C’est donc un calcul terrible de se mettre à fumer pendant l’épidémie de coronavirus, dans l’espoir de s’en protéger, et ce, même s’il était avéré que ce comportement constitue une barrière efficace contre ce virus. Il faut, dans la mesure du possible, arrêter le tabac au plus vite et protéger ses proches, confinés près de soi, du tabagisme passif.

Quid de la cigarette électronique et des substituts nicotiniques ?

À ce jour, nous ne disposons d’aucune donnée scientifique solide établissant un lien, positif ou négatif, entre vapotage et contamination au coronavirus (4).

Dans le cas où un tel lien serait établi, il est possible d’imaginer que vapoter ou mettre des patchs à la nicotine constituerait un « geste barrière » contre le coronavirus.

Néanmoins, le risque d’une telle démarche serait de développer une addiction à la nicotine, qui aurait pu être évitée et, potentiellement, de se mettre un jour à la cigarette.

C’est pour cela qu’il ne faut surtout pas tirer de telles conclusions par soi-même. Il faut au contraire attendre les recommandations des autorités sanitaires pour, éventuellement, adapter ses comportements.

En attendant, les conseils habituels s’appliquent :

  • Si vous êtes fumeurs, il est préférable de passer à des formes de consommation de nicotine sans combustion, par vapotage ou par substituts nicotiniques.
  • Si vous avez besoin de votre cigarette électronique ou de vos substituts nicotiniques, continuez à les prendre pour vous protéger d’une reprise du tabac.
  • Si vous n’êtes pas fumeur, alors ne commencez pas, ni la cigarette, ni les autres formes d’administration de nicotine.

Dans tous les cas, ne partagez ni vos cigarettes, ni vos vapoteuses avec vos proches, et désinfectez-vous bien les mains, surtout si vous êtes en extérieur, pour ne pas amener le virus au contact de votre visage. Si vous vapotez, pensez à désinfecter régulièrement votre matériel.

Sources :

(1) https://www.nejm.org/doi/full/10.1056/NEJMoa2002032

(2) https://www.cdc.gov/mmwr/volumes/69/wr/mm6913e2.htm#contribAff

(3) https://www.lemonde.fr/planete/article/2020/04/22/coronavirus-une-proportion-reduite-de-fumeurs-parmi-les-malades_6037365_3244.html

(4) Farsalinos K., Barbouni A, Niaura R. (2020) Smoking, vaping and hospitalization for COVID-19. Qeios.
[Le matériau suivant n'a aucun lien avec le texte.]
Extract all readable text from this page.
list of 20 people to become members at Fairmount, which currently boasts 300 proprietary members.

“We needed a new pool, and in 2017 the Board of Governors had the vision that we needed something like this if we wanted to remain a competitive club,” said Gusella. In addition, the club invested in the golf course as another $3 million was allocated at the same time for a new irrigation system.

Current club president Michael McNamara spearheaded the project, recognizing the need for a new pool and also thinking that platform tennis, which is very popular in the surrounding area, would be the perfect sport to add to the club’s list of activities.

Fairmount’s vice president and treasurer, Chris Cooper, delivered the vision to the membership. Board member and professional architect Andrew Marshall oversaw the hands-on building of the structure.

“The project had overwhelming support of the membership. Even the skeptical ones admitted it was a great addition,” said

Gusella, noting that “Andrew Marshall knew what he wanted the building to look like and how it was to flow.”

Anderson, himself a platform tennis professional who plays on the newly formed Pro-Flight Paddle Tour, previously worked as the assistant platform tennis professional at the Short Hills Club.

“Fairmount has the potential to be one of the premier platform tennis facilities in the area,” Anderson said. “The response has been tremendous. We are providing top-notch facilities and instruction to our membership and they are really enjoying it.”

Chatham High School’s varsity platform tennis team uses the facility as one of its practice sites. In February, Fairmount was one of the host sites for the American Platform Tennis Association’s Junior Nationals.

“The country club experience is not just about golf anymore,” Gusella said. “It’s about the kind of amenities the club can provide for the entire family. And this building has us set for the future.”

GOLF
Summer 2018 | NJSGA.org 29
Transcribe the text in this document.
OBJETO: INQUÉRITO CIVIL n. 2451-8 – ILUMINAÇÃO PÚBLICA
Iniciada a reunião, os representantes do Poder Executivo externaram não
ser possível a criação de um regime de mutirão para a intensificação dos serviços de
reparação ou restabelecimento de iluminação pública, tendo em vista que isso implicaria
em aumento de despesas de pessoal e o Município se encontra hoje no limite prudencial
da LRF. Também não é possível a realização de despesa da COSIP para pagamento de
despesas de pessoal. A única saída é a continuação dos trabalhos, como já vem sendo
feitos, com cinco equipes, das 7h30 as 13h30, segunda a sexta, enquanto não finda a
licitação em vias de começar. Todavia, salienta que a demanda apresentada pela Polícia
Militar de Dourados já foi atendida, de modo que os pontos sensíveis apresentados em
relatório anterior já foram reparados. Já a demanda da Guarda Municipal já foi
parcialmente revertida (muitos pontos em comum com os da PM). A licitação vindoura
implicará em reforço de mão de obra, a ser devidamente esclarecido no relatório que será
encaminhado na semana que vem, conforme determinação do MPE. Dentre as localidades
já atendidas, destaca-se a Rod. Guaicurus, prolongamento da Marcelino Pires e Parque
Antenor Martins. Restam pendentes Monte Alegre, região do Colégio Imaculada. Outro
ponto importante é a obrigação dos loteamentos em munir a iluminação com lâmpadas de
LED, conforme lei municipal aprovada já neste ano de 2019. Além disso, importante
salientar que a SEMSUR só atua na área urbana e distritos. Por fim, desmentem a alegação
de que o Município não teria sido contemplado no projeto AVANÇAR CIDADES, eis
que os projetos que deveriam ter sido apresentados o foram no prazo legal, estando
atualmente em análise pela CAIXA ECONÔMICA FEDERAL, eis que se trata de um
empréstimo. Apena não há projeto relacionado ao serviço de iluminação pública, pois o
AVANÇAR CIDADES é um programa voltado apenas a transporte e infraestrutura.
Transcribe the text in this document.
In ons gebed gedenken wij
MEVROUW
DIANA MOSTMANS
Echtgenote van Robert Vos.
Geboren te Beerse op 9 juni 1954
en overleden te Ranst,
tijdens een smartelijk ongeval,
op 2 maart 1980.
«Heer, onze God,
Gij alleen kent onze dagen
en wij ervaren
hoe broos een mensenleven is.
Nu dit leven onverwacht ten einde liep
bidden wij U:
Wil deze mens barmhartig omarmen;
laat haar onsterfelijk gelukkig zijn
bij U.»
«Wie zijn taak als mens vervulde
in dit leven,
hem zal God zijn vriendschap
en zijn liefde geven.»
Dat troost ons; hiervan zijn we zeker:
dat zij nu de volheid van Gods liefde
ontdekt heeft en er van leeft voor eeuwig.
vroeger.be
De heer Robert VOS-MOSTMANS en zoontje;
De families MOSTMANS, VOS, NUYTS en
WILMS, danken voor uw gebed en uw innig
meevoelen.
Preprint V13.

(5) Communiqué de presse, publié conjointement par l'Académie des Sciences, l'Assistance Publique-Hôpitaux de Paris et Sorbonne Université.

(6) https://www.sovape.fr/nicotine-covid-19-enquete-5000-vapoteurs/

(7) https://www.parismatch.com/Actu/Environnement/Avant-Apres-le-coronavirus-fait-chuter-la-pollution-en-Chine-1676689

(8) https://www.lemonde.fr/planete/article/2020/04/29/en-reduisant-la-pollution-de-l-air-le-confinement-aurait-evite-11-000-deces-en-europe-en-un-mois_6038187_3244.html

(9) Guan WJ , Ni Zy et al. (2020) Clinical Characteristics of Coronavirus Disease 2019 in China.New England Journal of Medicine.DOI: 10.1056/NEJMoa2002032

(10) Vadavas CI, Nikitara K. (2020) COVID-19 and smoking: A systematic review of the evidence. TID (Tobacco Induced Diseases).